From the Guidelines
Tranexamic acid (TXA) should not be used to stop a gastrointestinal (GI) bleed, as the most recent and highest quality evidence does not support its effectiveness in this context. According to the EASL clinical practice guidelines on prevention and management of bleeding and thrombosis in patients with cirrhosis 1, tranexamic acid is not recommended for patients with cirrhosis and active variceal bleeding. In fact, a large randomized placebo-controlled trial including 12,009 patients with acute upper gastrointestinal bleeding found no beneficial effect of tranexamic acid in the whole group or in the subgroup analysis of patients with suspected variceal bleeding and liver disease comorbidity 1.

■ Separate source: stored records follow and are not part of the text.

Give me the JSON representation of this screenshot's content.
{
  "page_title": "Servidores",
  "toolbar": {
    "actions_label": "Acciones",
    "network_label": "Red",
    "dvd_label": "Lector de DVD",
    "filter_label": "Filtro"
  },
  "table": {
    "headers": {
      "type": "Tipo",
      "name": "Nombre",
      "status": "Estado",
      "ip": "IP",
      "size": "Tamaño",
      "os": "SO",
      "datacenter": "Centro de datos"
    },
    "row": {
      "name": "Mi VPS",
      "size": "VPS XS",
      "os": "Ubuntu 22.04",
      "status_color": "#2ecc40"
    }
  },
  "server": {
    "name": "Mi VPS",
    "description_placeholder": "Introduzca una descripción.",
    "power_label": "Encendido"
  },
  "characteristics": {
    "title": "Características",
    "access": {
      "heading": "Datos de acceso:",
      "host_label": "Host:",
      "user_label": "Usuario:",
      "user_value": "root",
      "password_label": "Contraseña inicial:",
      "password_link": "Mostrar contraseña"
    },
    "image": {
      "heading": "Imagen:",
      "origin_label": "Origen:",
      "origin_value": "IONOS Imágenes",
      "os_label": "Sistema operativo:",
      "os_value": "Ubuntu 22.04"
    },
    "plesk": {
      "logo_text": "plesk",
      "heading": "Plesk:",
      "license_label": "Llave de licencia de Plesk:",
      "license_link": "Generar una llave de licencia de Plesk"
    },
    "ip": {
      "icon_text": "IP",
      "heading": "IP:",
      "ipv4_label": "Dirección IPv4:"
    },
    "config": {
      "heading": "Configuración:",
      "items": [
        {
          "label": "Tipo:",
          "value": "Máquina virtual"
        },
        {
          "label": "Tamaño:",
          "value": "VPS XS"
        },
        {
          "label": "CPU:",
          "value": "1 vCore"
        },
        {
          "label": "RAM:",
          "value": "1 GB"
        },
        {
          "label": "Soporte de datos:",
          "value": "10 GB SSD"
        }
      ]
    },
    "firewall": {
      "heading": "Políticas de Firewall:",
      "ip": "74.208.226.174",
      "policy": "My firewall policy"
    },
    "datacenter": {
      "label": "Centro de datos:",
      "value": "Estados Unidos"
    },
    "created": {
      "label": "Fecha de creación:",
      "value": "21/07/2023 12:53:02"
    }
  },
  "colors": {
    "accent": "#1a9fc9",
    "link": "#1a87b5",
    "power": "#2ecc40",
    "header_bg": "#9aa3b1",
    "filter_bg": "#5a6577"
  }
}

The guidelines also highlight that the use of tranexamic acid may be associated with an increased risk of venous thromboembolic events, particularly in patients with comorbid liver disease or suspected variceal bleeding 1.
Key points to consider in managing GI bleeding include:
- Hemodynamic stabilization
- Identifying the bleeding source through endoscopy
- Applying appropriate direct hemostatic measures
- Using standard treatments such as proton pump inhibitors, endoscopic interventions, and blood product transfusions as needed
It is essential to prioritize these evidence-based approaches over the use of tranexamic acid, which lacks strong supporting evidence for GI bleeding management 1.